Fig. 1: Overview of the VideoMol foundational model.

a Feature extraction of molecular videos. First, we render 2 million molecules with conformers in 3D spatial structure. We then rotate the rendered molecule around the \(x\), \(y\), \(z\) axes and generate snapshots for each frame of the molecule video. Finally, we feed the molecular frames into a video encoder to extract latent features. b–d Three self-supervised tasks for pre-training video encoder. The direction-aware pretraining (DAP) task is used to distinguish the relationship between pairs of molecular frames (such as the axis of rotation, the direction of rotation, and the angle of rotation) by using axis classifier (orange), rotation classifier (green) and angle classifier (blue).
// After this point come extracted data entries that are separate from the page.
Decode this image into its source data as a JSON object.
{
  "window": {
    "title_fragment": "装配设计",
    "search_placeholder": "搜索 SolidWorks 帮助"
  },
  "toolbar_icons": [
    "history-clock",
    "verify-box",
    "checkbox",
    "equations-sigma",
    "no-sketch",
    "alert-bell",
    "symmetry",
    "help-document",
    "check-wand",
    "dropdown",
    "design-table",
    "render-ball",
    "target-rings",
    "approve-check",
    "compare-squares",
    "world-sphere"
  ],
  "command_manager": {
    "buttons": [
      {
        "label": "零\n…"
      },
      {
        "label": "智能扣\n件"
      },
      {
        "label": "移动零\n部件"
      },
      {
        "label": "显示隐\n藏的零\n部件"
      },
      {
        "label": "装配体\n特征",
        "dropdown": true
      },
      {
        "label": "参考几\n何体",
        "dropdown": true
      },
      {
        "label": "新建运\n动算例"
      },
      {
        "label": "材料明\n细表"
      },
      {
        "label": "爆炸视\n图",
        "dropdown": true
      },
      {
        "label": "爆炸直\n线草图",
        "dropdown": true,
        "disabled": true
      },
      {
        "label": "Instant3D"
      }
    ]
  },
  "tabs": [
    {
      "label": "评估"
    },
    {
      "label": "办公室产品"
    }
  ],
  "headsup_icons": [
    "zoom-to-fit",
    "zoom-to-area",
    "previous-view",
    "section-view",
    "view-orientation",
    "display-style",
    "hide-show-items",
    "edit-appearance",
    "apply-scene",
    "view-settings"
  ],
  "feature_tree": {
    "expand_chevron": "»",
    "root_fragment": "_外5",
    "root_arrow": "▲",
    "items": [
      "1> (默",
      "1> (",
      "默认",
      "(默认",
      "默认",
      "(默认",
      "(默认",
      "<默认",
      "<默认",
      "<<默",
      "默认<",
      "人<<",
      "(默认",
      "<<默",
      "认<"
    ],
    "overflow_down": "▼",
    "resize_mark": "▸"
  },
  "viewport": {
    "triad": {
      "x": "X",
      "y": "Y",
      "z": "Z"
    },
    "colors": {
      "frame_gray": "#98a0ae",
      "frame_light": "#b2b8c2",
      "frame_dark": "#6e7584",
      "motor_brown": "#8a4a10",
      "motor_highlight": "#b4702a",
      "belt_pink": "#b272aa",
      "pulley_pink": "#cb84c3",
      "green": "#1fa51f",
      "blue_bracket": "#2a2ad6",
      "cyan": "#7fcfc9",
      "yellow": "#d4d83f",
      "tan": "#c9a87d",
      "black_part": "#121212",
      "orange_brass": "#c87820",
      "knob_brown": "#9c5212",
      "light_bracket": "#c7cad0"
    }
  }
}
The video-aware pretraining (VAP) task is used to maximize intra-video similarity and minimize inter-video similarity. The chemical-aware pretraining (CAP) task is used to recognize information related to physicochemical structures in molecular videos by using chemical classifier (gray). e The finetuning of VideoMol on downstream benchmarks (such as binding activity prediction and molecular property prediction). A multi-layer perceptron (MLP) is added after the pre-trained video encoder for fine-tuning on four types of downstream drug discovery tasks (20 target prediction, 12 property prediction, 11 SARS-CoV-2 inhibitor prediction, and 4 virtual screening and docking). We assemble the results (logits) of each frame as the prediction result of molecular video (video logit).